The specifics on large/young/etc objects can be found at http://rubini.us/doc/en/memory-system/object-layout/. The gist of it is that large objects are, well, larger than regular ones. As such simply running Object.new won't increment this metric if I'm not mistaken. However, the counter simply being 0 and returning a Bignum seems like a bug in the underlying metrics code. I tested this on 2.5.2 which also has the problem. Unfortunately I can't try master since @brixen broke it for Linux :P

Which reminds me, the current metric used for the total amount of allocated objects in this PR is most likely wrong as it only counts the large objects. Since I'm not entirely sure if that's correct or not I'm summoning the mighty @brixen for the question: what exactly is the best way to get the total amount of allocated objects at a given point in time (without relying on ObjectSpace)?

@benweint
Copy link
Contributor

Ok, cool. So I think we have three issues then :)

  1. The fact that subtracting a 0-valued Bignum from a Fixnum raises an exception
  2. The fact that Rubinius::Metrics.data['memory.large.objects.total'] returns 0 as a Bignum
  3. The semantic mismatch between memory.large.objects.total (a subset of all object allocations) and our total_allocated_object key (meant to represent all object allocations).

Of these, 1 looks like the most clear-cut rbx bug, so I'll file an issue for that.

@yorickpeterse
Copy link
Contributor Author

I applied a few fixes for proper counting of total objects and the heap size (apparently I butchered both those metrics). I also made sure that RubiniusVM#supports? exists to keep it compatible with the other VMs.

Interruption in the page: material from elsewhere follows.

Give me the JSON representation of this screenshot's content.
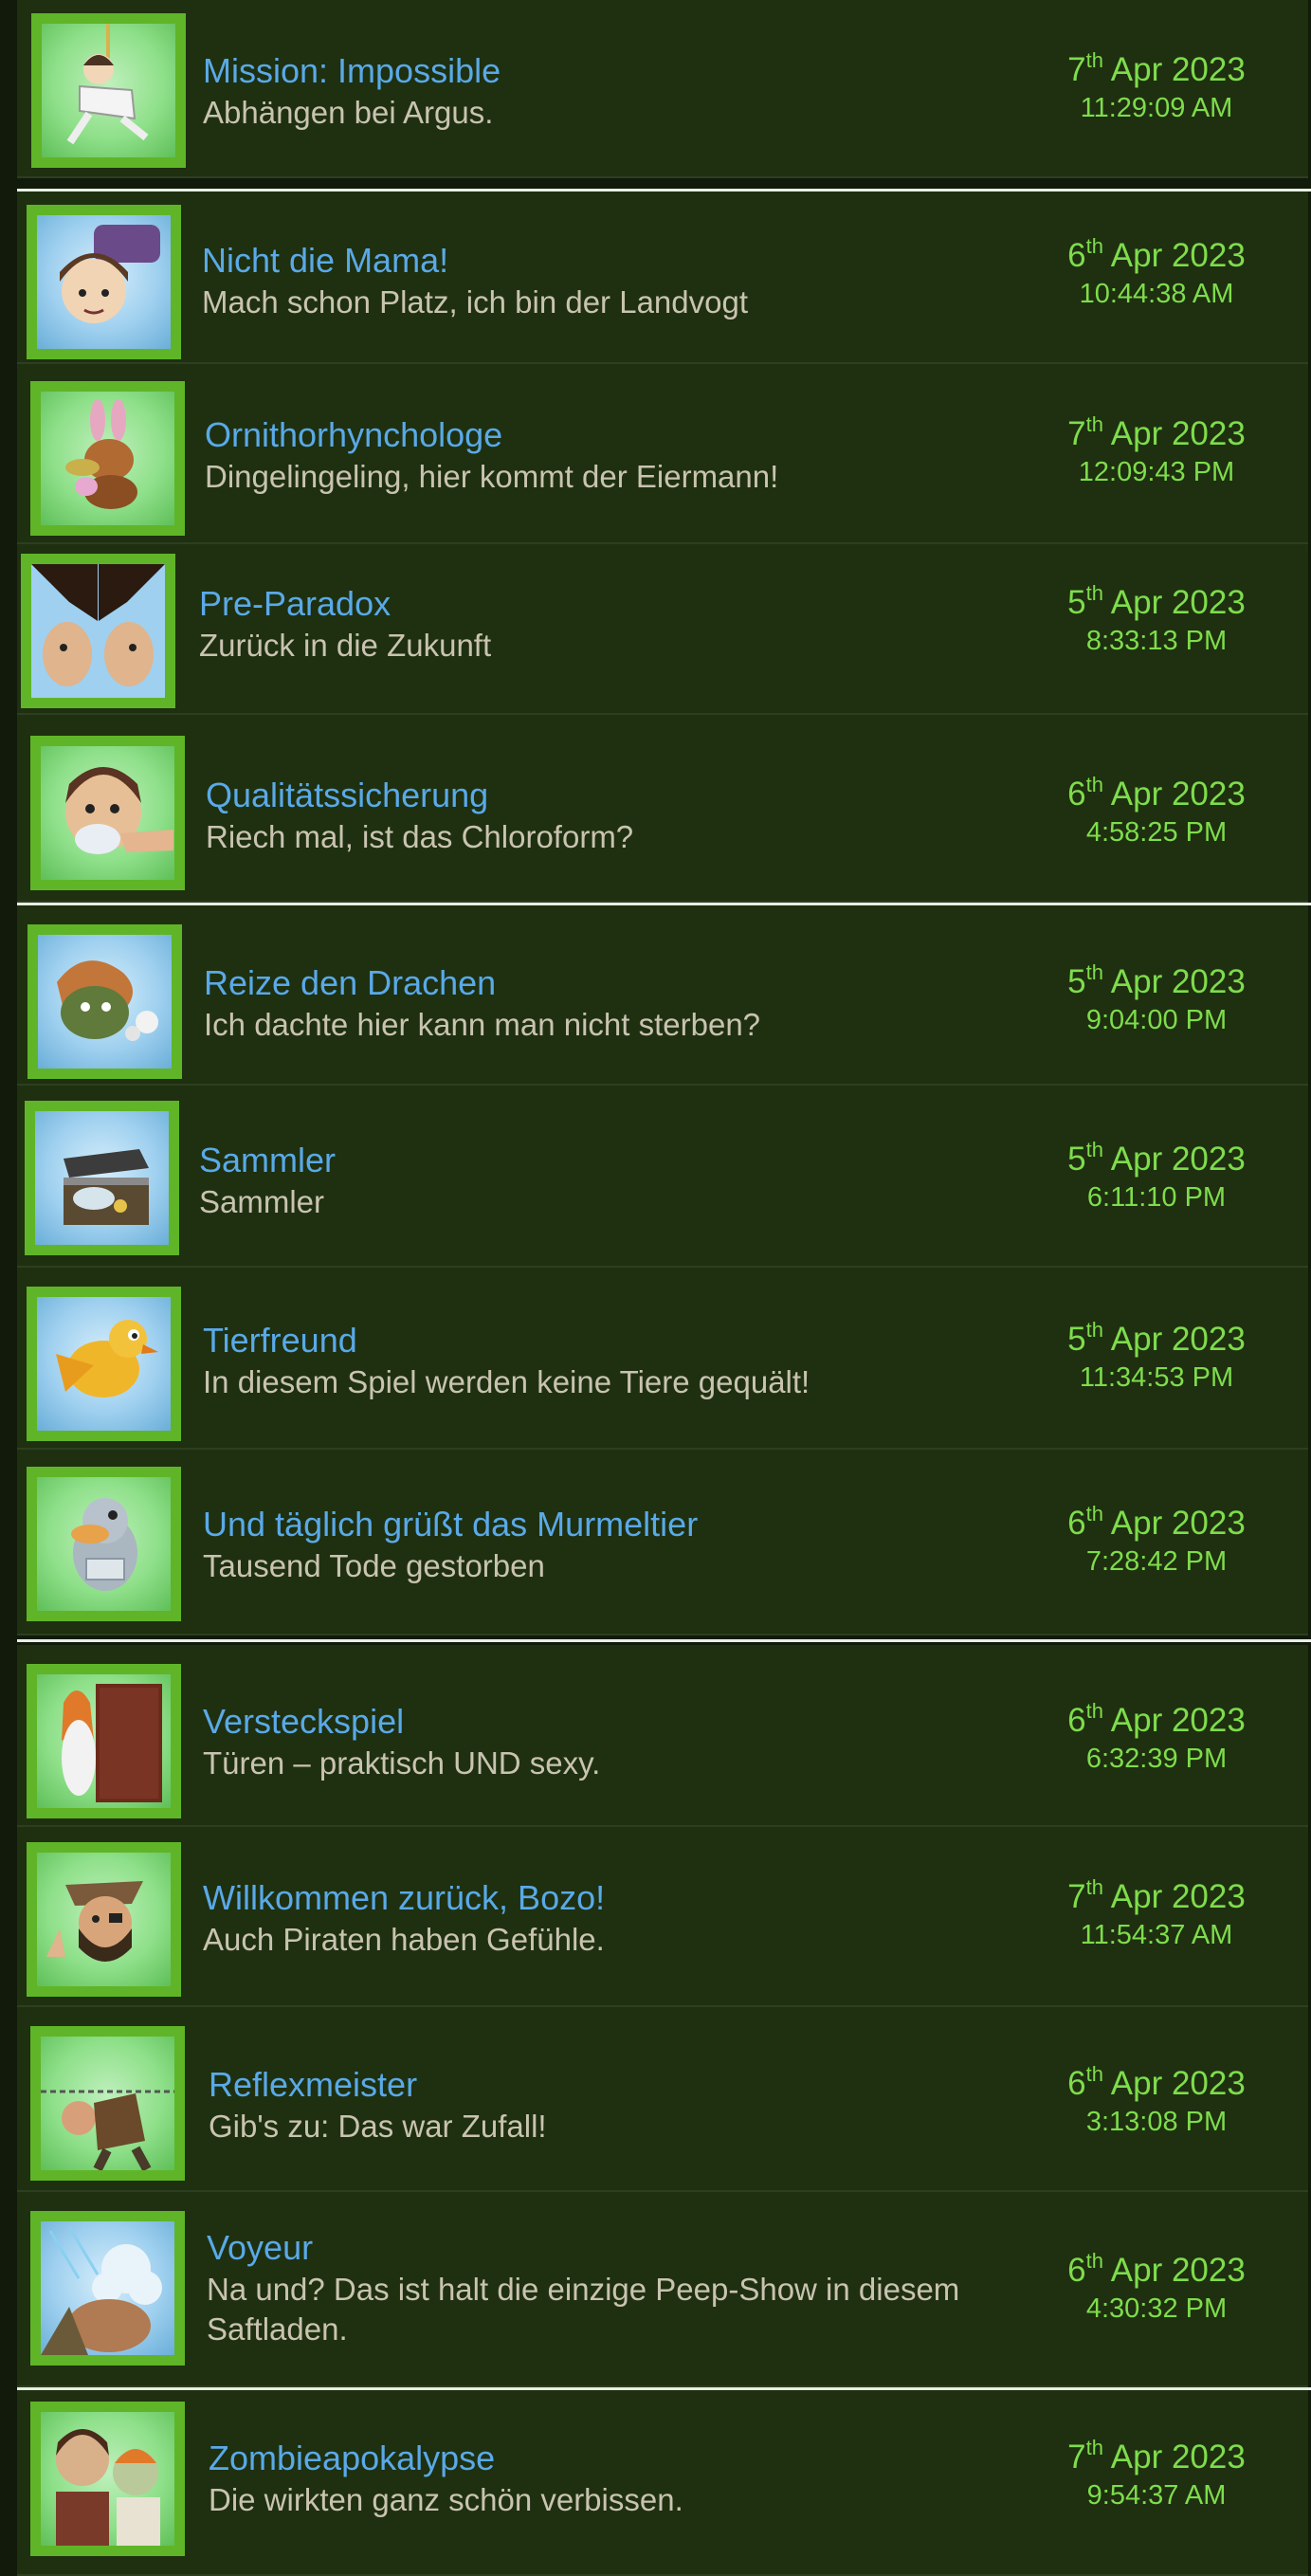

Interesting enough I now get the following test failures:

/home/yorickpeterse/.rubies/rbx-2.5.2/bin/rbx -I"lib:/home/yorickpeterse/Private/Projects/ruby/rpm/test:/home/yorickpeterse/Private/Projects/ruby/rpm/lib" -I"/home/yorickpeterse/.gem/rbx/2.1.0/gems/rake-10.1.0/lib" "/home/yorickpeterse/.gem/rbx/2.1.0/gems/rake-10.1.0/lib/rake/rake_test_loader.rb" "/home/yorickpeterse/Private/Projects/ruby/rpm/test/new_relic/**/*_test.rb" 
Running tests in standalone mode.
Skipping tests in /home/yorickpeterse/Private/Projects/ruby/rpm/test/new_relic/agent/instrumentation/active_record_subscriber_test.rb because Rails >= 4 is unavailable
Run options: --seed 24917

# Running tests:

...........................................................................................................................................................................................................................................................................................................................................................................................................................................................................................................................................................................................................................................................................................................................................................................................................................................................................................................................................................................................................................................................................................................................................................................................................................................................F..................................................................................................................................................................................................................................................................................................................................................................................................................................................................................................................................................................................................................................EE................................................................................................................................................................................................................................................................................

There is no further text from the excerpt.